# Combinatorics and alternating series

• QuantumP7
In summary, the author is trying to solve a problem where they are not sure how to do the (-1) part of an induction proof. They are looking for help from others and ask if anyone knows how to do this particular part of the proof. Someone suggests using the recursion formula and proves the equation for r+1.
QuantumP7

## Homework Statement

Prove that

$$1 - \dbinom{n}{1}\ + \dbinom{n}{2} \ - \dbinom{n}{3} \ + \cdots \ + (-1)^r \dbinom{n}{r} = (-1)^r \dbinom{n - 1}{r}$$

by induction.

## The Attempt at a Solution

Well, I know how to solve the normal binomial sums by using the identity $$\dbinom{n}{r} \ = \dbinom{n - 1}{r} \ + \dbinom{n - 1}{r - 1}$$. I'm just not sure what to do with the (-1) part. I can't find any example of an inductive proof using an alternating series anywhere, that does not involve the convergence test. Could anyone give me a hint as to where to go with this problem?

Last edited:
QuantumP7 said:
Prove that

$$1 - \dbinom{n}{1}\ + \dbinom{n}{2} \ - \dbinom{n}{3} \ + \cdots + (-1)^r \ \dbinom{n - 1}{r}$$

by induction.

This statement is incomplete as written.

I'm SO sorry! I fixed it. Thank you for pointing this out!

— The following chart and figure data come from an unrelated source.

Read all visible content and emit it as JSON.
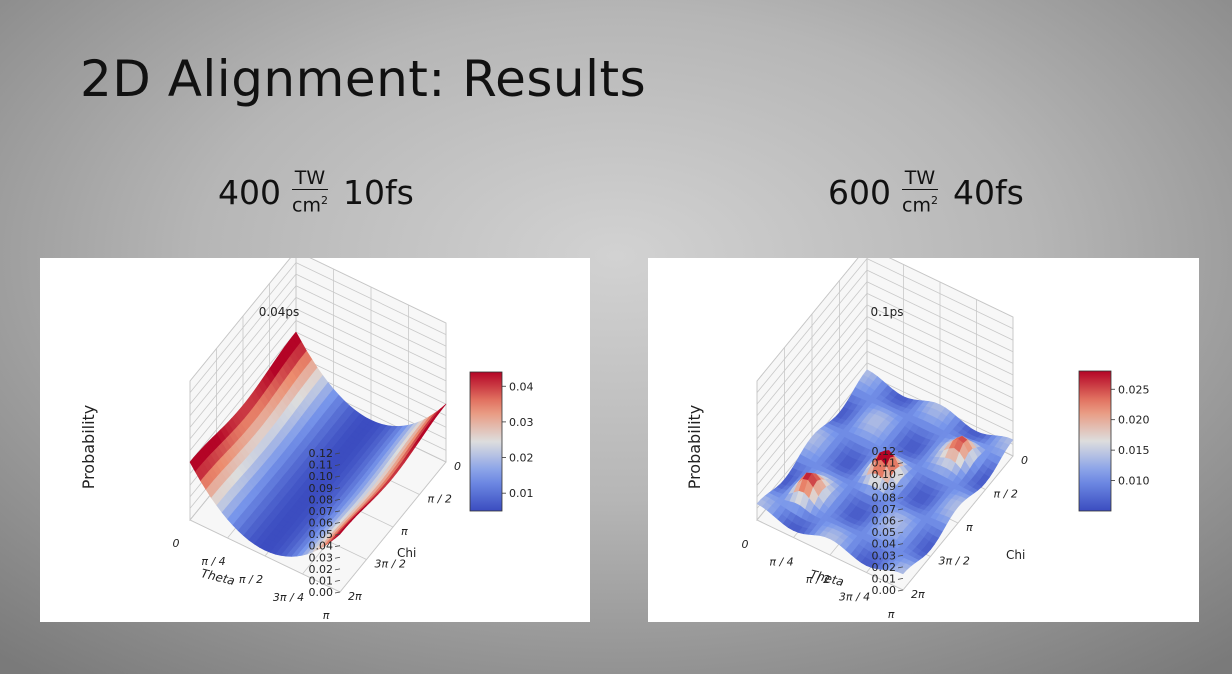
{
  "slide": {
    "title": "2D Alignment: Results"
  },
  "conditions": [
    {
      "intensity": "400",
      "unit_num": "TW",
      "unit_den": "cm",
      "unit_exp": "2",
      "duration": "10fs"
    },
    {
      "intensity": "600",
      "unit_num": "TW",
      "unit_den": "cm",
      "unit_exp": "2",
      "duration": "40fs"
    }
  ],
  "chart_data": [
    {
      "type": "surface3d",
      "title": "0.04ps",
      "zlabel": "Probability",
      "xlabel": "Theta",
      "ylabel": "Chi",
      "x_ticks": [
        "0",
        "π / 4",
        "π / 2",
        "3π / 4",
        "π"
      ],
      "y_ticks": [
        "0",
        "π / 2",
        "π",
        "3π / 2",
        "2π"
      ],
      "z_ticks": [
        "0.00",
        "0.01",
        "0.02",
        "0.03",
        "0.04",
        "0.05",
        "0.06",
        "0.07",
        "0.08",
        "0.09",
        "0.10",
        "0.11",
        "0.12"
      ],
      "zlim": [
        0,
        0.12
      ],
      "colorbar": {
        "ticks": [
          "0.04",
          "0.03",
          "0.02",
          "0.01"
        ],
        "range": [
          0.005,
          0.044
        ],
        "colormap": "coolwarm"
      },
      "surface": "peaks near Theta = 0 and Theta = π (~0.05), trough minimum ~0.005 around Theta = π/2"
    },
    {
      "type": "surface3d",
      "title": "0.1ps",
      "zlabel": "Probability",
      "xlabel": "Theta",
      "ylabel": "Chi",
      "x_ticks": [
        "0",
        "π / 4",
        "π / 2",
        "3π / 4",
        "π"
      ],
      "y_ticks": [
        "0",
        "π / 2",
        "π",
        "3π / 2",
        "2π"
      ],
      "z_ticks": [
        "0.00",
        "0.01",
        "0.02",
        "0.03",
        "0.04",
        "0.05",
        "0.06",
        "0.07",
        "0.08",
        "0.09",
        "0.10",
        "0.11",
        "0.12"
      ],
      "zlim": [
        0,
        0.12
      ],
      "colorbar": {
        "ticks": [
          "0.025",
          "0.020",
          "0.015",
          "0.010"
        ],
        "range": [
          0.005,
          0.028
        ],
        "colormap": "coolwarm"
      },
      "surface": "mostly flat ~0.01 with small peaks up to ~0.028"
    }
  ]
}
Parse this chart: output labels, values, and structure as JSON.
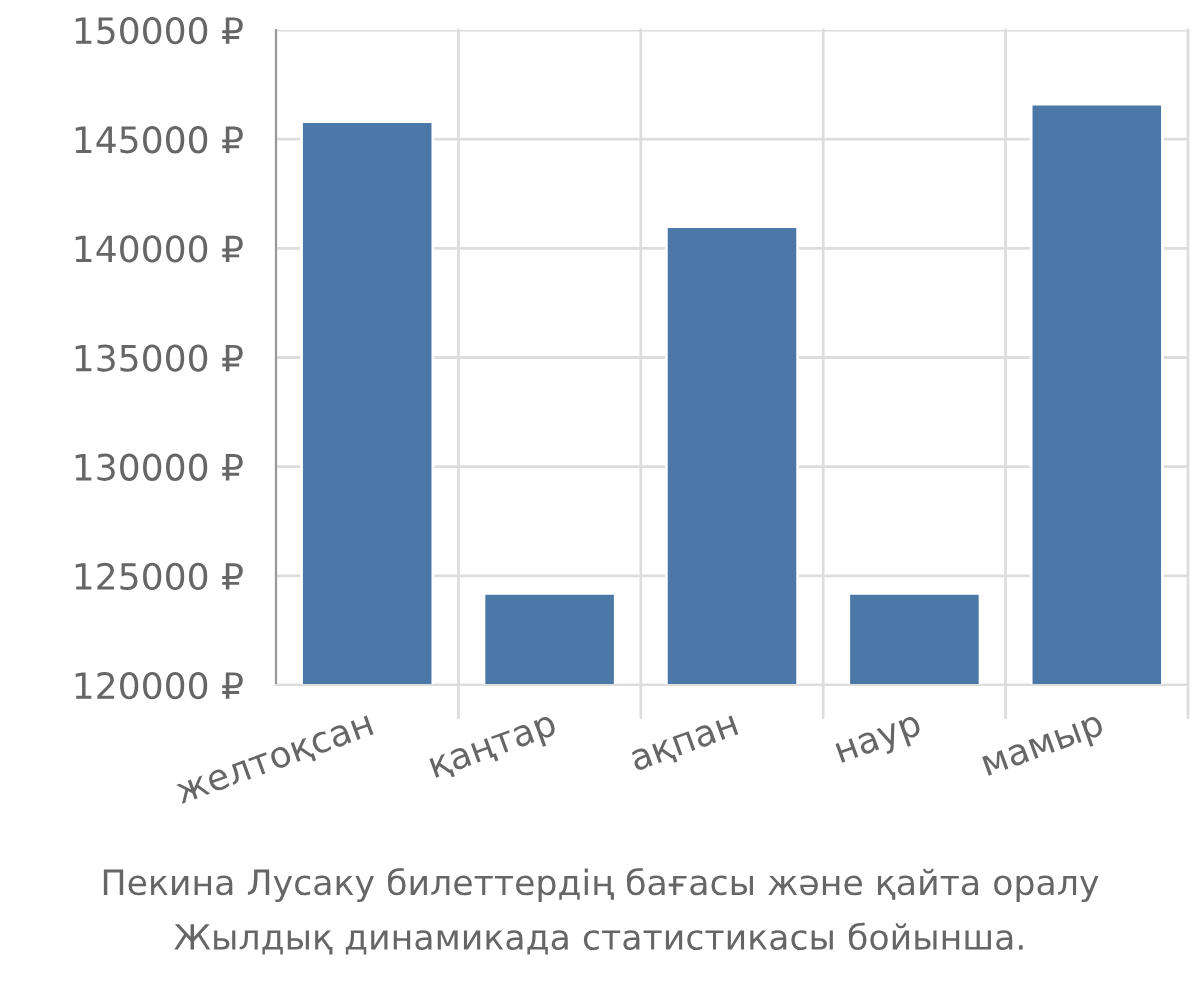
{
  "chart_data": {
    "type": "bar",
    "categories": [
      "желтоқсан",
      "қаңтар",
      "ақпан",
      "наур",
      "мамыр"
    ],
    "values": [
      145800,
      124200,
      141000,
      124200,
      146600
    ],
    "color": "#4c78a8",
    "ylim": [
      120000,
      150000
    ],
    "yticks": [
      {
        "value": 120000,
        "label": "120000 ₽"
      },
      {
        "value": 125000,
        "label": "125000 ₽"
      },
      {
        "value": 130000,
        "label": "130000 ₽"
      },
      {
        "value": 135000,
        "label": "135000 ₽"
      },
      {
        "value": 140000,
        "label": "140000 ₽"
      },
      {
        "value": 145000,
        "label": "145000 ₽"
      },
      {
        "value": 150000,
        "label": "150000 ₽"
      }
    ],
    "grid": true,
    "annotations": [
      "Пекина Лусаку билеттердің бағасы және қайта оралу",
      "Жылдық динамикада статистикасы бойынша."
    ]
  }
}
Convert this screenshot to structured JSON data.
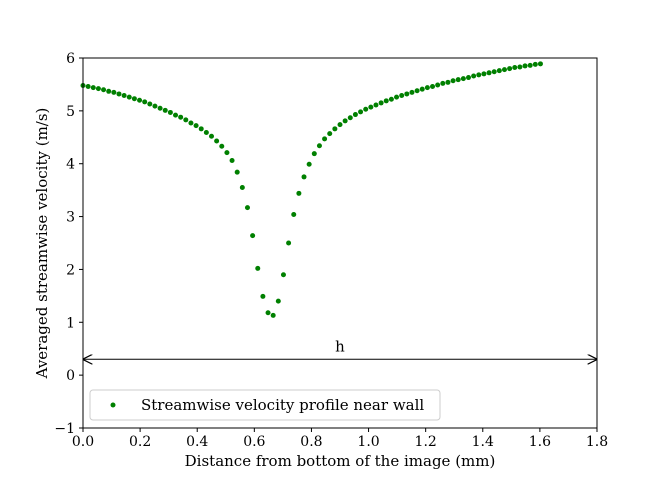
{
  "chart_data": {
    "type": "scatter",
    "title": "",
    "xlabel": "Distance from bottom of the image (mm)",
    "ylabel": "Averaged streamwise velocity (m/s)",
    "xlim": [
      0.0,
      1.8
    ],
    "ylim": [
      -1,
      6
    ],
    "x_ticks": [
      0.0,
      0.2,
      0.4,
      0.6,
      0.8,
      1.0,
      1.2,
      1.4,
      1.6,
      1.8
    ],
    "x_tick_labels": [
      "0.0",
      "0.2",
      "0.4",
      "0.6",
      "0.8",
      "1.0",
      "1.2",
      "1.4",
      "1.6",
      "1.8"
    ],
    "y_ticks": [
      -1,
      0,
      1,
      2,
      3,
      4,
      5,
      6
    ],
    "y_tick_labels": [
      "−1",
      "0",
      "1",
      "2",
      "3",
      "4",
      "5",
      "6"
    ],
    "grid": false,
    "legend_position": "bottom-left",
    "series": [
      {
        "name": "Streamwise velocity profile near wall",
        "color": "#008000",
        "marker": "dot",
        "points": [
          [
            0.0,
            5.48
          ],
          [
            0.018,
            5.46
          ],
          [
            0.036,
            5.44
          ],
          [
            0.054,
            5.42
          ],
          [
            0.072,
            5.4
          ],
          [
            0.09,
            5.37
          ],
          [
            0.108,
            5.35
          ],
          [
            0.126,
            5.32
          ],
          [
            0.144,
            5.29
          ],
          [
            0.162,
            5.26
          ],
          [
            0.18,
            5.23
          ],
          [
            0.198,
            5.2
          ],
          [
            0.216,
            5.17
          ],
          [
            0.234,
            5.13
          ],
          [
            0.252,
            5.09
          ],
          [
            0.27,
            5.05
          ],
          [
            0.288,
            5.01
          ],
          [
            0.306,
            4.97
          ],
          [
            0.324,
            4.92
          ],
          [
            0.342,
            4.88
          ],
          [
            0.36,
            4.83
          ],
          [
            0.378,
            4.77
          ],
          [
            0.396,
            4.72
          ],
          [
            0.414,
            4.66
          ],
          [
            0.432,
            4.59
          ],
          [
            0.45,
            4.52
          ],
          [
            0.468,
            4.43
          ],
          [
            0.486,
            4.33
          ],
          [
            0.504,
            4.21
          ],
          [
            0.522,
            4.06
          ],
          [
            0.54,
            3.84
          ],
          [
            0.558,
            3.55
          ],
          [
            0.576,
            3.17
          ],
          [
            0.594,
            2.64
          ],
          [
            0.612,
            2.02
          ],
          [
            0.63,
            1.49
          ],
          [
            0.648,
            1.18
          ],
          [
            0.666,
            1.13
          ],
          [
            0.684,
            1.4
          ],
          [
            0.702,
            1.9
          ],
          [
            0.72,
            2.5
          ],
          [
            0.738,
            3.04
          ],
          [
            0.756,
            3.44
          ],
          [
            0.774,
            3.75
          ],
          [
            0.792,
            3.99
          ],
          [
            0.81,
            4.19
          ],
          [
            0.828,
            4.34
          ],
          [
            0.846,
            4.47
          ],
          [
            0.864,
            4.57
          ],
          [
            0.882,
            4.66
          ],
          [
            0.9,
            4.74
          ],
          [
            0.918,
            4.81
          ],
          [
            0.936,
            4.87
          ],
          [
            0.954,
            4.93
          ],
          [
            0.972,
            4.98
          ],
          [
            0.99,
            5.03
          ],
          [
            1.008,
            5.07
          ],
          [
            1.026,
            5.11
          ],
          [
            1.044,
            5.15
          ],
          [
            1.062,
            5.19
          ],
          [
            1.08,
            5.22
          ],
          [
            1.098,
            5.26
          ],
          [
            1.116,
            5.29
          ],
          [
            1.134,
            5.32
          ],
          [
            1.152,
            5.35
          ],
          [
            1.17,
            5.38
          ],
          [
            1.188,
            5.41
          ],
          [
            1.206,
            5.44
          ],
          [
            1.224,
            5.46
          ],
          [
            1.242,
            5.49
          ],
          [
            1.26,
            5.52
          ],
          [
            1.278,
            5.54
          ],
          [
            1.296,
            5.57
          ],
          [
            1.314,
            5.59
          ],
          [
            1.332,
            5.61
          ],
          [
            1.35,
            5.63
          ],
          [
            1.368,
            5.66
          ],
          [
            1.386,
            5.68
          ],
          [
            1.404,
            5.7
          ],
          [
            1.422,
            5.72
          ],
          [
            1.44,
            5.74
          ],
          [
            1.458,
            5.76
          ],
          [
            1.476,
            5.78
          ],
          [
            1.494,
            5.8
          ],
          [
            1.512,
            5.82
          ],
          [
            1.53,
            5.83
          ],
          [
            1.548,
            5.85
          ],
          [
            1.566,
            5.86
          ],
          [
            1.584,
            5.88
          ],
          [
            1.602,
            5.89
          ]
        ]
      }
    ],
    "annotations": [
      {
        "type": "double-arrow",
        "label": "h",
        "x_start": 0.0,
        "x_end": 1.8,
        "y": 0.3
      }
    ]
  }
}
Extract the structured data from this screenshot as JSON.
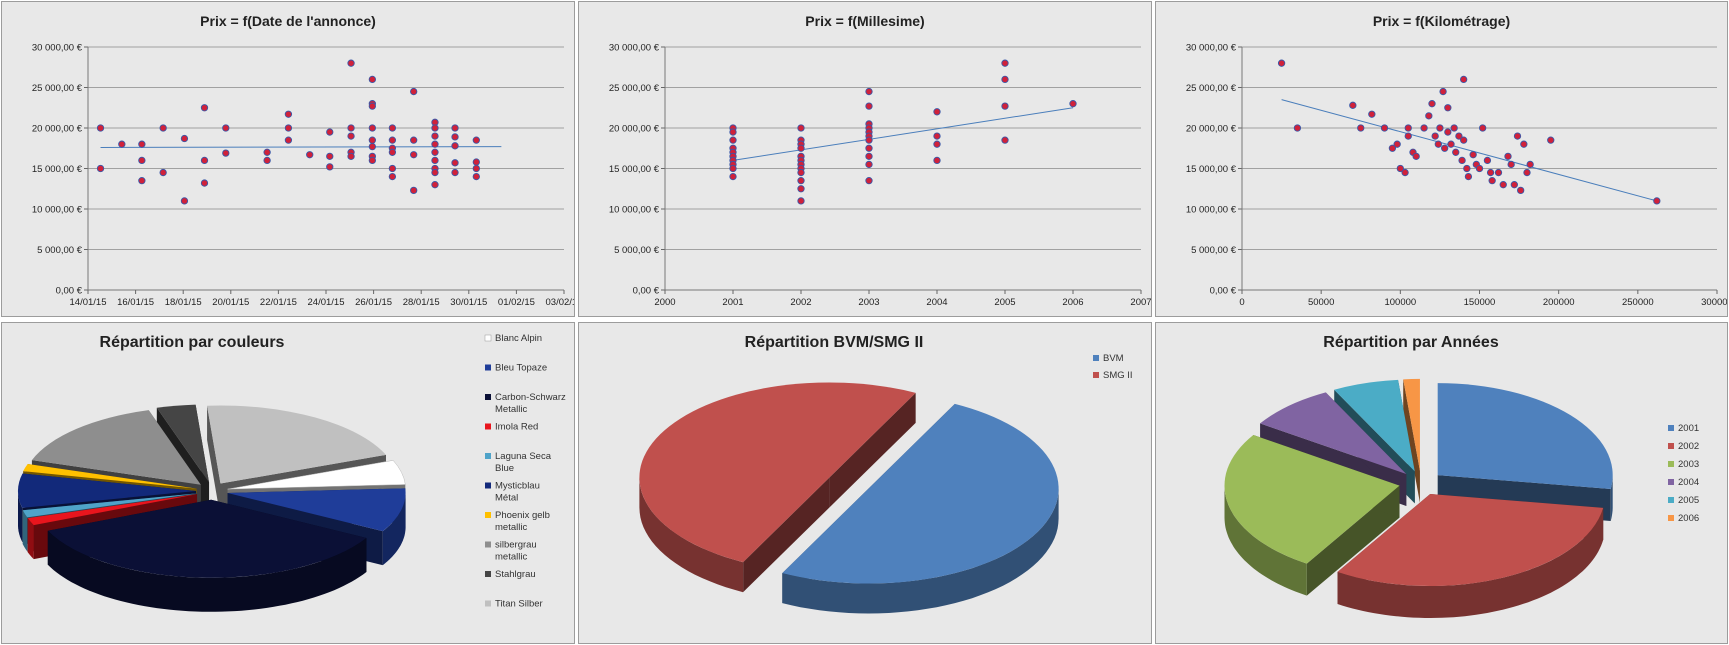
{
  "chart_data": [
    {
      "id": "date",
      "type": "scatter",
      "title": "Prix = f(Date de l'annonce)",
      "ylim": [
        0,
        30000
      ],
      "yticks": [
        "0,00 €",
        "5 000,00 €",
        "10 000,00 €",
        "15 000,00 €",
        "20 000,00 €",
        "25 000,00 €",
        "30 000,00 €"
      ],
      "xlim": [
        0,
        38
      ],
      "xticks": [
        "14/01/15",
        "16/01/15",
        "18/01/15",
        "20/01/15",
        "22/01/15",
        "24/01/15",
        "26/01/15",
        "28/01/15",
        "30/01/15",
        "01/02/15",
        "03/02/15"
      ],
      "grid": true,
      "trendline": [
        [
          1,
          17600
        ],
        [
          33,
          17700
        ]
      ],
      "points": [
        [
          1,
          20000
        ],
        [
          1,
          15000
        ],
        [
          2.7,
          18000
        ],
        [
          4.3,
          18000
        ],
        [
          4.3,
          16000
        ],
        [
          4.3,
          13500
        ],
        [
          6,
          20000
        ],
        [
          6,
          14500
        ],
        [
          7.7,
          18700
        ],
        [
          7.7,
          11000
        ],
        [
          9.3,
          22500
        ],
        [
          9.3,
          16000
        ],
        [
          9.3,
          13200
        ],
        [
          11,
          20000
        ],
        [
          11,
          16900
        ],
        [
          14.3,
          17000
        ],
        [
          14.3,
          16000
        ],
        [
          16,
          21700
        ],
        [
          16,
          20000
        ],
        [
          16,
          18500
        ],
        [
          17.7,
          16700
        ],
        [
          19.3,
          19500
        ],
        [
          19.3,
          16500
        ],
        [
          19.3,
          15200
        ],
        [
          21,
          28000
        ],
        [
          21,
          20000
        ],
        [
          21,
          19000
        ],
        [
          21,
          17000
        ],
        [
          21,
          16500
        ],
        [
          22.7,
          26000
        ],
        [
          22.7,
          23000
        ],
        [
          22.7,
          22700
        ],
        [
          22.7,
          20000
        ],
        [
          22.7,
          18500
        ],
        [
          22.7,
          17700
        ],
        [
          22.7,
          16500
        ],
        [
          22.7,
          16000
        ],
        [
          24.3,
          20000
        ],
        [
          24.3,
          18500
        ],
        [
          24.3,
          17500
        ],
        [
          24.3,
          17000
        ],
        [
          24.3,
          15000
        ],
        [
          24.3,
          14000
        ],
        [
          26,
          24500
        ],
        [
          26,
          18500
        ],
        [
          26,
          16700
        ],
        [
          26,
          12300
        ],
        [
          27.7,
          20700
        ],
        [
          27.7,
          20000
        ],
        [
          27.7,
          19000
        ],
        [
          27.7,
          18000
        ],
        [
          27.7,
          17000
        ],
        [
          27.7,
          16000
        ],
        [
          27.7,
          15000
        ],
        [
          27.7,
          14500
        ],
        [
          27.7,
          13000
        ],
        [
          29.3,
          20000
        ],
        [
          29.3,
          18900
        ],
        [
          29.3,
          17800
        ],
        [
          29.3,
          15700
        ],
        [
          29.3,
          14500
        ],
        [
          31,
          18500
        ],
        [
          31,
          15800
        ],
        [
          31,
          15000
        ],
        [
          31,
          14000
        ]
      ]
    },
    {
      "id": "millesime",
      "type": "scatter",
      "title": "Prix = f(Millesime)",
      "ylim": [
        0,
        30000
      ],
      "yticks": [
        "0,00 €",
        "5 000,00 €",
        "10 000,00 €",
        "15 000,00 €",
        "20 000,00 €",
        "25 000,00 €",
        "30 000,00 €"
      ],
      "xlim": [
        2000,
        2007
      ],
      "xticks": [
        "2000",
        "2001",
        "2002",
        "2003",
        "2004",
        "2005",
        "2006",
        "2007"
      ],
      "grid": true,
      "trendline": [
        [
          2001,
          16000
        ],
        [
          2006,
          22500
        ]
      ],
      "points": [
        [
          2001,
          20000
        ],
        [
          2001,
          19500
        ],
        [
          2001,
          18500
        ],
        [
          2001,
          17500
        ],
        [
          2001,
          17000
        ],
        [
          2001,
          16500
        ],
        [
          2001,
          16000
        ],
        [
          2001,
          15500
        ],
        [
          2001,
          15000
        ],
        [
          2001,
          14000
        ],
        [
          2002,
          20000
        ],
        [
          2002,
          18500
        ],
        [
          2002,
          18000
        ],
        [
          2002,
          17500
        ],
        [
          2002,
          16500
        ],
        [
          2002,
          16000
        ],
        [
          2002,
          15500
        ],
        [
          2002,
          15000
        ],
        [
          2002,
          14500
        ],
        [
          2002,
          13500
        ],
        [
          2002,
          12500
        ],
        [
          2002,
          11000
        ],
        [
          2003,
          24500
        ],
        [
          2003,
          22700
        ],
        [
          2003,
          20500
        ],
        [
          2003,
          20000
        ],
        [
          2003,
          19500
        ],
        [
          2003,
          19000
        ],
        [
          2003,
          18500
        ],
        [
          2003,
          17500
        ],
        [
          2003,
          16500
        ],
        [
          2003,
          15500
        ],
        [
          2003,
          13500
        ],
        [
          2004,
          22000
        ],
        [
          2004,
          19000
        ],
        [
          2004,
          18000
        ],
        [
          2004,
          16000
        ],
        [
          2005,
          28000
        ],
        [
          2005,
          26000
        ],
        [
          2005,
          22700
        ],
        [
          2005,
          18500
        ],
        [
          2006,
          23000
        ]
      ]
    },
    {
      "id": "km",
      "type": "scatter",
      "title": "Prix = f(Kilométrage)",
      "ylim": [
        0,
        30000
      ],
      "yticks": [
        "0,00 €",
        "5 000,00 €",
        "10 000,00 €",
        "15 000,00 €",
        "20 000,00 €",
        "25 000,00 €",
        "30 000,00 €"
      ],
      "xlim": [
        0,
        300000
      ],
      "xticks": [
        "0",
        "50000",
        "100000",
        "150000",
        "200000",
        "250000",
        "300000"
      ],
      "grid": true,
      "trendline": [
        [
          25000,
          23500
        ],
        [
          262000,
          11000
        ]
      ],
      "points": [
        [
          25000,
          28000
        ],
        [
          35000,
          20000
        ],
        [
          70000,
          22800
        ],
        [
          75000,
          20000
        ],
        [
          82000,
          21700
        ],
        [
          90000,
          20000
        ],
        [
          95000,
          17500
        ],
        [
          98000,
          18000
        ],
        [
          100000,
          15000
        ],
        [
          103000,
          14500
        ],
        [
          105000,
          20000
        ],
        [
          105000,
          19000
        ],
        [
          108000,
          17000
        ],
        [
          110000,
          16500
        ],
        [
          115000,
          20000
        ],
        [
          118000,
          21500
        ],
        [
          120000,
          23000
        ],
        [
          122000,
          19000
        ],
        [
          124000,
          18000
        ],
        [
          125000,
          20000
        ],
        [
          127000,
          24500
        ],
        [
          128000,
          17500
        ],
        [
          130000,
          22500
        ],
        [
          130000,
          19500
        ],
        [
          132000,
          18000
        ],
        [
          134000,
          20000
        ],
        [
          135000,
          17000
        ],
        [
          137000,
          19000
        ],
        [
          139000,
          16000
        ],
        [
          140000,
          26000
        ],
        [
          140000,
          18500
        ],
        [
          142000,
          15000
        ],
        [
          143000,
          14000
        ],
        [
          146000,
          16700
        ],
        [
          148000,
          15500
        ],
        [
          150000,
          15000
        ],
        [
          152000,
          20000
        ],
        [
          155000,
          16000
        ],
        [
          157000,
          14500
        ],
        [
          158000,
          13500
        ],
        [
          162000,
          14500
        ],
        [
          165000,
          13000
        ],
        [
          168000,
          16500
        ],
        [
          170000,
          15500
        ],
        [
          172000,
          13000
        ],
        [
          174000,
          19000
        ],
        [
          176000,
          12300
        ],
        [
          178000,
          18000
        ],
        [
          180000,
          14500
        ],
        [
          182000,
          15500
        ],
        [
          195000,
          18500
        ],
        [
          262000,
          11000
        ]
      ]
    },
    {
      "id": "couleurs",
      "type": "pie",
      "title": "Répartition par couleurs",
      "legend_position": "right",
      "labels": [
        "Blanc Alpin",
        "Bleu Topaze",
        "Carbon-Schwarz Metallic",
        "Imola Red",
        "Laguna Seca Blue",
        "Mysticblau Métal",
        "Phoenix gelb metallic",
        "silbergrau metallic",
        "Stahlgrau",
        "Titan Silber"
      ],
      "values": [
        5,
        9,
        35,
        1.5,
        1.5,
        7,
        1.5,
        15,
        3.5,
        20
      ],
      "colors": [
        "#ffffff",
        "#1f3d99",
        "#0b1036",
        "#e8151d",
        "#4fa3c9",
        "#12297a",
        "#ffc000",
        "#8e8e8e",
        "#454545",
        "#c0c0c0"
      ]
    },
    {
      "id": "bvm",
      "type": "pie",
      "title": "Répartition BVM/SMG II",
      "legend_position": "right",
      "labels": [
        "BVM",
        "SMG II"
      ],
      "values": [
        50,
        50
      ],
      "colors": [
        "#4f81bd",
        "#c0504d"
      ]
    },
    {
      "id": "annees",
      "type": "pie",
      "title": "Répartition par Années",
      "legend_position": "right",
      "labels": [
        "2001",
        "2002",
        "2003",
        "2004",
        "2005",
        "2006"
      ],
      "values": [
        27,
        31,
        25,
        8,
        6,
        1.5
      ],
      "colors": [
        "#4f81bd",
        "#c0504d",
        "#9bbb59",
        "#8064a2",
        "#4bacc6",
        "#f79646"
      ]
    }
  ]
}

It might make it easier to write the identity as
$$(-1)^r \dbinom{n - 1}{r} = \sum_{k=0}^r (-1)^{r-k} \begin{pmatrix} n \\ r-k \end{pmatrix}.$$I'm not sure yet if the recursive formula is any easier than the factorial formula. It might help to use both at some point.

Well, for n + 1, would the equation be

$$1 - \dbinom{n}{1} + \dbinom{n}{2} \ - \dbinom{n}{3} + \cdots + (-1)^{r - 1 } \dbinom{n}{r} + (-1)^r \dbinom{n + 1}{r}$$ ?

QuantumP7 said:
Well, for n + 1, would the equation be

$$1 - \dbinom{n}{1} + \dbinom{n}{2} \ - \dbinom{n}{3} + \cdots + (-1)^{r - 1 } \dbinom{n}{r} + (-1)^r \dbinom{n + 1}{r}$$ ?

No, for n+1, just shift $$n\rightarrow n+1$$ everywhere in the equation in the OP. Induction on n is trivial because you can just multiply through the equation for n by a certain set of factors to show that the (n+1) equation is true. The trickier part is induction on r. It looks like using that series just makes things harder though, so forget that I wrote that and use the recursion formula in the equation for r. You should be able to rearrange things to get the equation for (r+1).

Oh, I see. Thank you SO much! I wish I could give you some points or something for your help!

## 1. What is combinatorics and how is it related to alternating series?

Combinatorics is a branch of mathematics that deals with counting and arrangements of objects. Alternating series is a type of infinite series that involves adding positive and negative terms in a specific pattern. Combinatorics is used to analyze and solve problems involving alternating series, such as determining if a series converges or diverges.

## 2. What is the difference between a permutation and a combination in combinatorics?

In combinatorics, a permutation is an arrangement of objects in a specific order, while a combination is a selection of objects without considering the order. For example, the permutations of ABC are ABC, ACB, BAC, BCA, CAB, and CBA, while the combinations are ABC, ACB, BCA. Permutations involve all the objects, while combinations can involve a subset of objects.

## 3. How is the principle of inclusion-exclusion used in combinatorics?

The principle of inclusion-exclusion is a counting technique used in combinatorics to calculate the number of elements in the union of multiple sets. It states that the sum of the number of elements in each set minus the number of elements in the intersection of all sets gives the total number of elements in the union. This principle is particularly helpful in solving problems involving overlapping elements.

## 4. What is the formula for an alternating series?

The formula for an alternating series is given by a1 - a2 + a3 - a4 + ... = ∑(-1)n+1an, where a1, a2, a3, ... are the terms of the series and n is the position of the term. This formula can help determine if the series converges or diverges using various tests such as the alternating series test or the ratio test.

## 5. How is combinatorics used in real-life applications?

Combinatorics has numerous real-life applications, such as in computer science, genetics, economics, and statistics. For example, in computer science, combinatorics is used to analyze algorithms and data structures, while in genetics, it is used to study the possible combinations of genes. In economics, combinatorics is used to analyze various decision-making processes, and in statistics, it is used to calculate probabilities and make predictions.